E-Z Pass is a system that is used for tool collection in the United States of America’s Northeastern region. The technology
can trace its roots to the early years of 1990s in the very busy highways of New Jersey Turnpike and New York Thruway. Since the early 1980s the need for an alternative tolling system was required and the most viable system that was thought of was an electronic toll station. Due to this need, the agencies that exist in Pennsylvania, New York and New Jersey came together to create a tolling system that could be used in all the states. And not up to the year 1991 that E-Z pass came into functioning.
About RFID and its integration with E-Z pass
The system uses a technology known as Radio Frequency
Identification or RFID, this technology makes it possible for a driver not to stop at any tollbooth to pay their toll charges but pass through and be charged automatically. The system works in a pre-paid mode where the driver pays access fee for a month and gets his or her vehicle fitted with a transponder that is placed inside their windscreen. In the event that the driver whose vehicle is fitted with E-Z Pass comes near a toll the part that has the E-Z Pass goes though a tailor made booth possessing a unique antenna.
The achievement of the service is witnessed by the transformation of the grid lock that mimicked long distance travelers in tollbooths to easy flow of traffic in the United States northeastern passageway.
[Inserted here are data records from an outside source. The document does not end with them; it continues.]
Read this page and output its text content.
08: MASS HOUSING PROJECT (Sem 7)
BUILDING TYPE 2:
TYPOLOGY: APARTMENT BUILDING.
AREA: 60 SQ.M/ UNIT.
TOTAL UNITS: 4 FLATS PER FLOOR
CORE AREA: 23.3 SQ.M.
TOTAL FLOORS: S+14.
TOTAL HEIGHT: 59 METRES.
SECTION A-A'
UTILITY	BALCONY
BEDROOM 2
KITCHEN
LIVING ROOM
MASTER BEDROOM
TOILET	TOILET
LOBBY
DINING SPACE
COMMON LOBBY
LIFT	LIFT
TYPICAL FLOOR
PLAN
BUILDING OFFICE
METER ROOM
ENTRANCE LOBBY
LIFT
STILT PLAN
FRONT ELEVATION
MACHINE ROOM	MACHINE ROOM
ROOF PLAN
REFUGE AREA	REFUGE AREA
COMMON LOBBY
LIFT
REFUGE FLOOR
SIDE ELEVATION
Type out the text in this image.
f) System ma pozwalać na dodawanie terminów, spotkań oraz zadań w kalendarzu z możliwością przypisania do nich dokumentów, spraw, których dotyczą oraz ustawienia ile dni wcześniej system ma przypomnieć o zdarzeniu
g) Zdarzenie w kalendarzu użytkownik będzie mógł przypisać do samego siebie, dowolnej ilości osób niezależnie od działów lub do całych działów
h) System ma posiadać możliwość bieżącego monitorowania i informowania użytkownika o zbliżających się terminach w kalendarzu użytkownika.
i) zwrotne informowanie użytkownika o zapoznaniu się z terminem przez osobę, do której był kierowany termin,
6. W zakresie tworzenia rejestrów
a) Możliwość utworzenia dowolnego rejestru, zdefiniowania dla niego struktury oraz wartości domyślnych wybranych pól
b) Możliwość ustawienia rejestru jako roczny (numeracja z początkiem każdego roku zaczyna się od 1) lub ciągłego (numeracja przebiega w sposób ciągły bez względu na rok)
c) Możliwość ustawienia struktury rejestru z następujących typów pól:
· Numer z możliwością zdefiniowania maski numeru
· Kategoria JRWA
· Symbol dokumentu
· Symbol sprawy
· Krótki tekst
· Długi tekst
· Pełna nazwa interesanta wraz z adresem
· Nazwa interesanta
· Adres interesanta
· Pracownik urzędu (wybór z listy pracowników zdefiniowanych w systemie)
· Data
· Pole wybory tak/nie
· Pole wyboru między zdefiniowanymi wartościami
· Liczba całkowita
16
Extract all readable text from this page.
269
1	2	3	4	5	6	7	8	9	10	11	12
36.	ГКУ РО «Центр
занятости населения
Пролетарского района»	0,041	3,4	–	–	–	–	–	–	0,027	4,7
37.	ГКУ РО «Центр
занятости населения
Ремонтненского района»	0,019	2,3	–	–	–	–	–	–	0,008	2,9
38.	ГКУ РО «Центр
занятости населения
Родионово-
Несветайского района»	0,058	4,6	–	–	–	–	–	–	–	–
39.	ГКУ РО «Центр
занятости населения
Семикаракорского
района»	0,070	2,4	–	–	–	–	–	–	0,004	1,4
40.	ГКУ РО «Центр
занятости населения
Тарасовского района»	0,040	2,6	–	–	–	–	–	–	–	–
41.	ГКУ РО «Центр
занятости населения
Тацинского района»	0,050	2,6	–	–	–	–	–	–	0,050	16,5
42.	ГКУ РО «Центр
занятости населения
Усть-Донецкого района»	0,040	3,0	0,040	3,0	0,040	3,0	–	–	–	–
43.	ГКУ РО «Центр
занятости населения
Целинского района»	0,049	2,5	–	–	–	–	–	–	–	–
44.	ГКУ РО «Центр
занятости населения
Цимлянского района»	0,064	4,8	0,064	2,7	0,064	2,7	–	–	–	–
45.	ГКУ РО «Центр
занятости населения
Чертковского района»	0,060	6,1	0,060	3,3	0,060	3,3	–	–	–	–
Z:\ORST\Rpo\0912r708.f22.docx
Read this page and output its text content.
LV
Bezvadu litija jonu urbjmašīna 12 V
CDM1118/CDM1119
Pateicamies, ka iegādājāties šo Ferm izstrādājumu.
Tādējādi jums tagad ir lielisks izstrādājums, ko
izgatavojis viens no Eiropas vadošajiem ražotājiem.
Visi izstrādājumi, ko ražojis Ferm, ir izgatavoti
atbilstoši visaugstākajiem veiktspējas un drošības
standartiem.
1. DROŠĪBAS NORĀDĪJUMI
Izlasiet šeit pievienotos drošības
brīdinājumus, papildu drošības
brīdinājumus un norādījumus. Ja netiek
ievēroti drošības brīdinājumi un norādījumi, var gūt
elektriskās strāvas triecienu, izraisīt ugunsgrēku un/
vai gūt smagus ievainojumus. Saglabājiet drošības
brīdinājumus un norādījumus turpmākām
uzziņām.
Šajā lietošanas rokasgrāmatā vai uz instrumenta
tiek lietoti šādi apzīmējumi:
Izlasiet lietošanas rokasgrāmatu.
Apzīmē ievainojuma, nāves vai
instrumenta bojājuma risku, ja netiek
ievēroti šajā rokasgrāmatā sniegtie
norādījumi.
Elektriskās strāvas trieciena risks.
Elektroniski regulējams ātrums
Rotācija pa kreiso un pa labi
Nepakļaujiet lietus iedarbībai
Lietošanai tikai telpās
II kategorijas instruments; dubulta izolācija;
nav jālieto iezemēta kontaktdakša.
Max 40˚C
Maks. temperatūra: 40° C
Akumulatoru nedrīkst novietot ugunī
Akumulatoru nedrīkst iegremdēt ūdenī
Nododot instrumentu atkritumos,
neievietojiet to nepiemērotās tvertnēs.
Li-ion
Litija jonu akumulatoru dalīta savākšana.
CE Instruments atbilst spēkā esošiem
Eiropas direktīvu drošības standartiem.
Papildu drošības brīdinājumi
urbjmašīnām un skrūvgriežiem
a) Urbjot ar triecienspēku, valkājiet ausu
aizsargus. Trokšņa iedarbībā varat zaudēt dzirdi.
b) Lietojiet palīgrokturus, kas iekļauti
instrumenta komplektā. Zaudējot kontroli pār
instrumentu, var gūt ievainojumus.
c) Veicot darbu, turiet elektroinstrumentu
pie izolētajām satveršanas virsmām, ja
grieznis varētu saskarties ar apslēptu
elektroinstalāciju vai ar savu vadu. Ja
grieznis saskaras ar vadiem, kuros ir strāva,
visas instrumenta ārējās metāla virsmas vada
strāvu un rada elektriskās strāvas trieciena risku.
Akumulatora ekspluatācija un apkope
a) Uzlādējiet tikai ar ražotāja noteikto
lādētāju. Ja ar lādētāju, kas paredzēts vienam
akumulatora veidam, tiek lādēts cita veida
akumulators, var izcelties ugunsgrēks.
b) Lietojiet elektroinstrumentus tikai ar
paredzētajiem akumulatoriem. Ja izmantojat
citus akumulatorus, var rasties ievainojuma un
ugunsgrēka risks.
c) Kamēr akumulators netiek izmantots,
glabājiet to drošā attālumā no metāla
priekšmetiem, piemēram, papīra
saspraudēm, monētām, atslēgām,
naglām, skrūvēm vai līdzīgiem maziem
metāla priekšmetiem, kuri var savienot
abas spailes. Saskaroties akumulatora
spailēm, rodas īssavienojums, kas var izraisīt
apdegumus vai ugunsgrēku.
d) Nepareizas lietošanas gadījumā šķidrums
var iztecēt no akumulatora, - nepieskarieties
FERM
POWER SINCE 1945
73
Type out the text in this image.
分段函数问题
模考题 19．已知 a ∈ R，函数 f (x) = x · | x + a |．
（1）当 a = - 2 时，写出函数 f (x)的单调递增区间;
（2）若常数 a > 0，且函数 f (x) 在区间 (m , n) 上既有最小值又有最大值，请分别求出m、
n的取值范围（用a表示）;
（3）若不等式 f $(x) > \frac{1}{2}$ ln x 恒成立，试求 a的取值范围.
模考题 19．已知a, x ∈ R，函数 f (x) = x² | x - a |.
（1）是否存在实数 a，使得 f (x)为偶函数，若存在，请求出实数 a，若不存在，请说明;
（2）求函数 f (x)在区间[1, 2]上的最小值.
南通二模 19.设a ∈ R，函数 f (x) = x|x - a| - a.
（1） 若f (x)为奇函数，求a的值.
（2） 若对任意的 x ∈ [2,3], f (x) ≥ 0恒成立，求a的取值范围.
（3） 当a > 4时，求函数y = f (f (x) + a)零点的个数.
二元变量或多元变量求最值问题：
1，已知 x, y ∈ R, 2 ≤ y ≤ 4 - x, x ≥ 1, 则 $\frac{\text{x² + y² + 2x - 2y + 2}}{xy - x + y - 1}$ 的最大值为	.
Radio-Frequency Identification is the technology that made it possible for E-Z Pass to come to life. The term RFID is used to refer to small electronic devices that make up chips that are used to transmit data which range up to 2,000 bytes. Providing a distinctive classification, RFID works in a similar way that an ATM card does, single electronic identification. Just as the bar code functions, the RFID device needs to be inspected before the
information that spots out the owner retrieved. The feature that has made it possible for it to be used with E-Z Pass seamlessly has been the factor that it does not need to be positioned at a specific point for if to be scanned. RFID has the ability to work in a range of a few feet. This point of technological development has been reached at due to fifty years of research and development.
RFID has quiet a number of advantages which make it a pivotal technology in the electronic tolling. First and the most important is that the technology has the capability to carry information about an item, account and unique details of a person securely. Due to the fact that electronic billing is done on a vehicle that is on motion, there is need for a technology that will not require a specific positioning for it to transmit information. An RFID device does not require one to place the device in a certain direction or in a straight line, but can send information when placed in the required radii. In addition to that, the transponders that use RFID in the vehicles can be scanned at much larger distances as much as 300 feet (Melvin, 2006).. This feature makes it ideal as the vehicle owners can make their payments only by approaching the tolling booth. Speed is also a matter in highway electronic billing, this is due to the reason that vehicles usually are a high speeds while they are in the highways. Radio- Frequency Identification can be scanned much faster by Radio- Frequency identification readers thus aiding the reduction of traffic congestion in highway tolling booths.
This has reduced cases of delays due to grid locks and increased efficiency is service provision by the tolling agencies. A benefit that is closely attached to this is the reduction of harmful exhaust emissions in the environment. When vehicles take less time in the traffic they burn less fuel thus aiding in the reduction of release of green house gases to the environment. Adding to the above advantage is the reduced expense by motorists in fuel. Less time in toll payment traffic translates to less use of fuel by motorists. This savings are vital with the soaring fuel costs and a slowdown in the global economy. Before the integration of E-Z pass workers, commuters and delivery used to take longer in the lines to pay their tolls. But after the adoption of the technology the states of Pennsylvania, New York and New Jersey have been able to save a lot of man hours that could have rather been lost in gridlocks on their highways. Having the ability to monitor, extract and record information fro on coming vehicles the technology posses a very crucial advantage of reducing auto theft cases, E-Z pass can therefore be used as a tracking device. The gadget will be able to report real time location of a vehicle or the last point of location, a capability that will enable law enforcement officers the ability to locate people’s vehicles easily.